CC is a very good example of the fallacy of agency: often described as a global phenomenon by scientists and experts, often acknowledged as such by some politicians, oligarchs and other governing elites, but often formalised as per the environmental hegemon of the year. And with COVID-19’s lockdowns impacting on mobility, seismic activity and air pollution, amongst other, it was a sweet many of us who could not let pass without a good discussion about the ineffective systems our societies are constructed upon.
Tracing back to the impact of colonisation on environmental degradation, and up to today’s capitalist and neoliberal traditions, what a good opportunity to revisit the very notion of ‘nature’ and ‘ environmentalism’ our society’s institutions and orders promote and its frictions with the environmental experiences of many here in the Netherlands to begin with.
Yes, the world’s categorisation in different units of measures (i.e. nation-state, region, country) are fortunately often challenged while the categorising and politicising of its environments and narratives of environmental healing goes unchallenged at times.
Rumour has it professionals embedded in the Humanities are well equipped to approach social problematic more critically and holistically. Becoming an environmental anthropologist and a political ecologist has certainly led me to developing certain sensitivity to my own cultural biases and those of others.

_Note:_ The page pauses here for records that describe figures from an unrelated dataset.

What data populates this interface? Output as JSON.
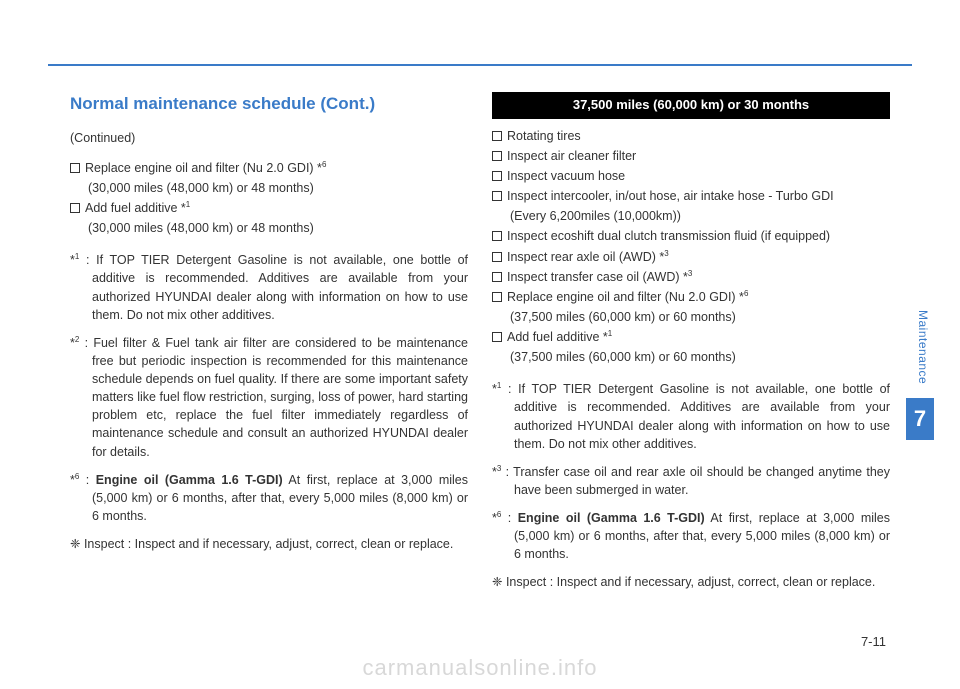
{
  "colors": {
    "accent": "#3a7bc8",
    "text": "#333333",
    "bar_bg": "#000000",
    "bar_fg": "#ffffff",
    "watermark": "#d8d8d8"
  },
  "heading": "Normal maintenance schedule (Cont.)",
  "left": {
    "continued": "(Continued)",
    "items": [
      {
        "text": "Replace engine oil and filter (Nu 2.0 GDI) *",
        "sup": "6",
        "sub": "(30,000 miles (48,000 km) or 48 months)"
      },
      {
        "text": "Add fuel additive *",
        "sup": "1",
        "sub": "(30,000 miles (48,000 km) or 48 months)"
      }
    ],
    "footnotes": [
      {
        "mark": "*",
        "sup": "1",
        "lead": " : ",
        "bold": "",
        "text": "If TOP TIER Detergent Gasoline is not available, one bottle of additive is recommended. Additives are available from your authorized HYUNDAI dealer along with information on how to use them. Do not mix other additives."
      },
      {
        "mark": "*",
        "sup": "2",
        "lead": " : ",
        "bold": "",
        "text": "Fuel filter & Fuel tank air filter are considered to be maintenance free but periodic inspection is recommended for this maintenance schedule depends on fuel quality. If there are some important safety matters like fuel flow restriction, surging, loss of power, hard starting problem etc, replace the fuel filter immediately regardless  of maintenance schedule and consult an authorized HYUNDAI dealer for details."
      },
      {
        "mark": "*",
        "sup": "6",
        "lead": " : ",
        "bold": "Engine oil (Gamma 1.6 T-GDI)",
        "text": " At first, replace at 3,000 miles (5,000 km) or 6 months, after that, every 5,000 miles (8,000 km) or 6 months."
      }
    ],
    "inspect": "❈ Inspect : Inspect and if necessary, adjust, correct, clean or replace."
  },
  "right": {
    "bar": "37,500 miles (60,000 km) or 30 months",
    "items": [
      {
        "text": "Rotating tires",
        "sup": "",
        "sub": ""
      },
      {
        "text": "Inspect air cleaner filter",
        "sup": "",
        "sub": ""
      },
      {
        "text": "Inspect vacuum hose",
        "sup": "",
        "sub": ""
      },
      {
        "text": "Inspect intercooler, in/out hose, air intake hose - Turbo GDI",
        "sup": "",
        "sub": "(Every 6,200miles (10,000km))"
      },
      {
        "text": "Inspect ecoshift dual clutch transmission fluid (if equipped)",
        "sup": "",
        "sub": ""
      },
      {
        "text": "Inspect rear axle oil (AWD) *",
        "sup": "3",
        "sub": ""
      },
      {
        "text": "Inspect transfer case oil (AWD) *",
        "sup": "3",
        "sub": ""
      },
      {
        "text": "Replace engine oil and filter (Nu 2.0 GDI) *",
        "sup": "6",
        "sub": "(37,500 miles (60,000 km) or 60 months)"
      },
      {
        "text": "Add fuel additive *",
        "sup": "1",
        "sub": "(37,500 miles (60,000 km) or 60 months)"
      }
    ],
    "footnotes": [
      {
        "mark": "*",
        "sup": "1",
        "lead": " : ",
        "bold": "",
        "text": "If TOP TIER Detergent Gasoline is not available, one bottle of additive is recommended. Additives are available from your authorized HYUNDAI dealer along with information on how to use them. Do not mix other additives."
      },
      {
        "mark": "*",
        "sup": "3",
        "lead": " : ",
        "bold": "",
        "text": "Transfer case oil and rear axle oil should be changed anytime they have been submerged in water."
      },
      {
        "mark": "*",
        "sup": "6",
        "lead": " : ",
        "bold": "Engine oil (Gamma 1.6 T-GDI)",
        "text": " At first, replace at 3,000 miles (5,000 km) or 6 months, after that, every 5,000 miles (8,000 km) or 6 months."
      }
    ],
    "inspect": "❈ Inspect : Inspect and if necessary, adjust, correct, clean or replace."
  },
  "side": {
    "label": "Maintenance",
    "chapter": "7"
  },
  "page_number": "7-11",
  "watermark": "carmanualsonline.info"
}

Biases that are the basis of our society’s institutions, biases that define policies of welfare and environment, biases that have a historical continuity to the particular ontologies developed and promoted during colonialism and imperialism. And so, scholars in the humanities have recently started to investigate, study and research the sociocultural aspects of environmental issues. Things like colonial environmentalism, ecoracism, environmental economics, the politics of environmental knowledge, political ecology and a long etc. These are topics that approach the biases of contemporary environmental narratives and policy from a multidisciplinary perspective. Who would be more lenient and sensitive towards the human aspects of environmental sciences than those who focus on all-things human? Whether at the intersection of politics and environment, history and environment, heritage and environment, economics and environment, or religion and environment, the work of those ready to move beyond reductionist approaches to different environments and environmentalisms is sorely needed in today’s academia more than ever.
These newer approaches not only help decolonise existing curricula in the sciences but to revisit our own unchallenged corners; where the relevance of environmental practices, traditions and policy is either ignored or loosely covered. The social and the environmental can no longer be kept as a dichotomised conception, not even in places sporting more managerial and technocratic environmental paradigms, not even in the neoliberal fallacy of green finance or environmental management.
The socio-environmental binary has been crafted for us as a form of institutionalised nature, a nature that is in its essence selective, biased, and contradictory. This nature simply does not hold. We need new environmental vocabulary, we need new environmental translations and transliterations, we need environmental diversity as a pillar in its conception, even when it becomes formalised. It is time for those in the Humanities to (re) call for a more respectful (re) consideration of (environmental) critique and institutionalised ‘critical thinking’.